In this way we have separated full 17-dimensional linear space of d-Mn and p-oxygen orbitals of \({\text{MnO}}_{4}^{ - }\) ion into two orthogonal subspaces: 7-dimensional non-bonding oxygen orbital subspace and 10-dimensional subspace responsible for chemical bonding in this system. The first orbitals subspace forms a set of non-bonding bands between –4 eV and –1 eV (see Figs. 2 and 3) and the second one forms bonding bands at –5 eV and antibonding ones from \(1\) to 3 eV.

Those 17 orbitals were used to build 17 WFs that describe all occupied and empty energy bands, i.e., all bands within the \([ - 6;4]{\kern 1pt} \) eV energy interval corresponding to (MnO4) ion. The separation of the electron states into bonding and non-bonding subspaces is clear (Figs. 2 and 3). We have calculated within this new basis the Hamiltonian matrix and the occupation matrix (see Appendix where we have omitted not essential for our analysis non-bonding states terms). These 10 × 10 matrices, due to the presence of the rather high symmetry of the \({\text{MnO}}_{4}^{ - }\) tetrahedra, could be constructed by doubly degenerate 2 × 2 matrices describing interaction of the Mn-\({{e}_{g}}\) states with the O‑p bonding orbital and triply degenerate 2 × 2 matrices for the Mn-\(t2g\) states and the corresponding O‑p bonding orbitals

$$H_{{ij}}^{{{{e}_{g}}}} = \left( {\begin{array}{*{20}{c}} {0.59}&{ - 2.97} \\ { - 2.97}&{0.9} \end{array}} \right),\quad Q_{{ij}}^{{{{e}_{g}}}} = \left( {\begin{array}{*{20}{c}} {0.53}&{0.5} \\ {0.5}&{0.48} \end{array}} \right),$$
$$H_{{ij}}^{{{{t}_{{2g}}}}} = \left( {\begin{array}{*{20}{c}} {1.49}&{ - 3.90} \\ { - 3.90}&{1.56} \end{array}} \right),\quad Q_{{ij}}^{{{{t}_{{2g}}}}} = \left( {\begin{array}{*{20}{c}} {0.51}&{0.5} \\ {0.5}&{0.5} \end{array}} \right).$$

This means that a 10 × 10 dimensional bonding orbital space is essentially formed by five orthogonal 2 × 2 dimensional subspaces. Every one of them can be described by the simple model Eq. (17). Diagonalizing those Hamiltonian matrices one obtains eigenvalues 3.72 and –2.23 for \({{t}_{{2g}}}\) states and 5.48 and –2.43 for \({{e}_{g}}\) states that corresponds perfectly with position of bonding and antibonding bands of Fig. 3. The corresponding occupations matrices give \({{Q}_{2}}\) and \({{Q}_{1}}\) values very close to 0.5 and their difference \({{Q}_{2}} - {{Q}_{1}}\) is nearly zero. That means almost completely prefect covalent bond for \({\text{MnO}}_{4}^{ - }\) ions and practical absence of the ionic contribution to the bonding. The value of \(t{\text{/}}\Delta E\) is equal 0.10 for \({{e}_{g}}\) states and 0.02 for \({{t}_{{2g}}}\) states. That agrees well with our conclusion of nearly pure covalent bond in \({\text{MnO}}_{4}^{ - }\) ion.

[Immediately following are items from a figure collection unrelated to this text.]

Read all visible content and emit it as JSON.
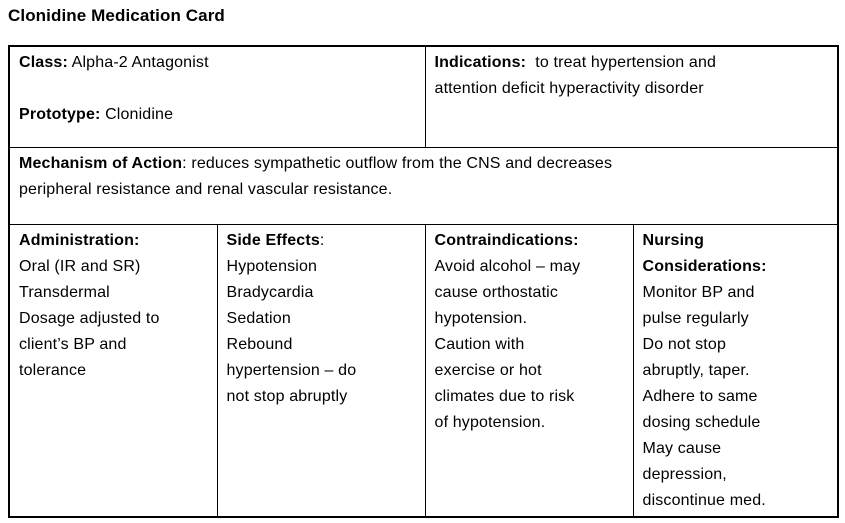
{
  "page": {
    "title": "Clonidine Medication Card"
  },
  "card": {
    "row1": {
      "class_label": "Class:",
      "class_value": " Alpha-2 Antagonist",
      "prototype_label": "Prototype:",
      "prototype_value": " Clonidine",
      "indications_label": "Indications:",
      "indications_line1_rest": "  to treat hypertension and",
      "indications_line2": "attention deficit hyperactivity disorder"
    },
    "row2": {
      "moa_label": "Mechanism of Action",
      "moa_line1_rest": ": reduces sympathetic outflow from the CNS and decreases",
      "moa_line2": "peripheral resistance and renal vascular resistance."
    },
    "row3": {
      "administration": {
        "label": "Administration:",
        "lines": [
          "Oral (IR and SR)",
          "Transdermal",
          "Dosage adjusted to",
          "client’s BP and",
          "tolerance"
        ]
      },
      "side_effects": {
        "label": "Side Effects",
        "label_suffix": ":",
        "lines": [
          "Hypotension",
          "Bradycardia",
          "Sedation",
          "Rebound",
          "hypertension – do",
          "not stop abruptly"
        ]
      },
      "contraindications": {
        "label": "Contraindications:",
        "lines": [
          "Avoid alcohol – may",
          "cause orthostatic",
          "hypotension.",
          "Caution with",
          "exercise or hot",
          "climates due to risk",
          "of hypotension."
        ]
      },
      "nursing": {
        "label_line1": "Nursing",
        "label_line2": "Considerations:",
        "lines": [
          "Monitor BP and",
          "pulse regularly",
          "Do not stop",
          "abruptly, taper.",
          "Adhere to same",
          "dosing schedule",
          "May cause",
          "depression,",
          "discontinue med."
        ]
      }
    }
  },
  "colors": {
    "text": "#000000",
    "border": "#000000",
    "background": "#ffffff"
  }
}
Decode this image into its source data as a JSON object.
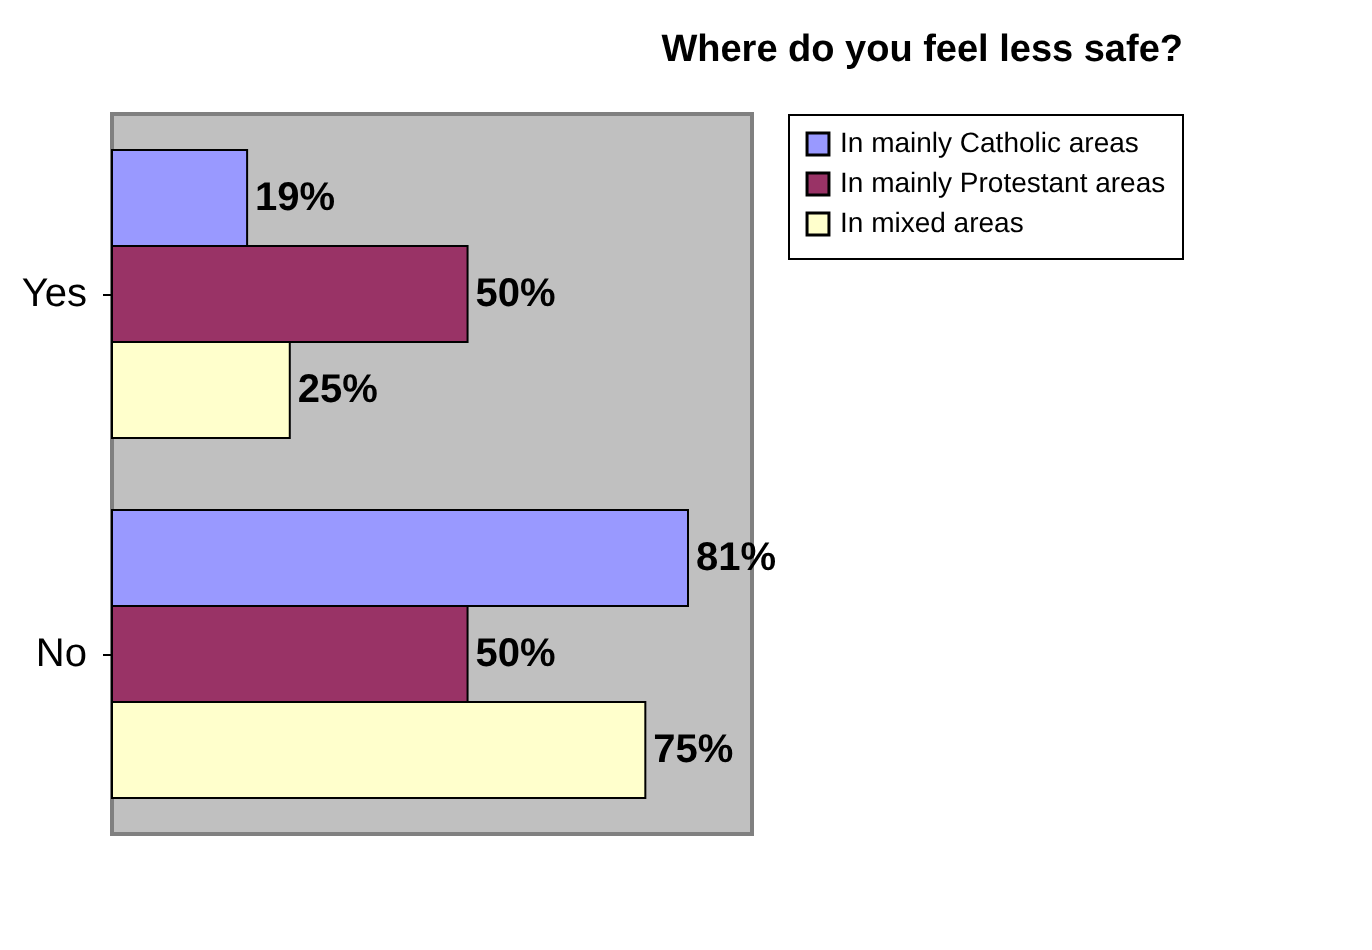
{
  "chart_data": {
    "type": "bar",
    "orientation": "horizontal",
    "title": "Where do you feel less safe?",
    "categories": [
      "Yes",
      "No"
    ],
    "legend": "right",
    "series": [
      {
        "name": "In mainly Catholic areas",
        "color": "#9999ff",
        "values": [
          19,
          81
        ],
        "value_labels": [
          "19%",
          "81%"
        ]
      },
      {
        "name": "In mainly Protestant areas",
        "color": "#993366",
        "values": [
          50,
          50
        ],
        "value_labels": [
          "50%",
          "50%"
        ]
      },
      {
        "name": "In mixed areas",
        "color": "#ffffcc",
        "values": [
          25,
          75
        ],
        "value_labels": [
          "25%",
          "75%"
        ]
      }
    ]
  }
}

To summarize, we have calculated electronic structure for KMnO4 compound with formally seven valency Mn ion and analyzed the results with WF formalism. We have found the chemical bond in \({\text{MnO}}_{4}^{ - }\) complex being nearly of perfect covalent type with practically no presence of ionic contribution. The d‑electors charge distribution for Mn atom corresponds to charge close to +2 rather than the formal ionic charge of +7.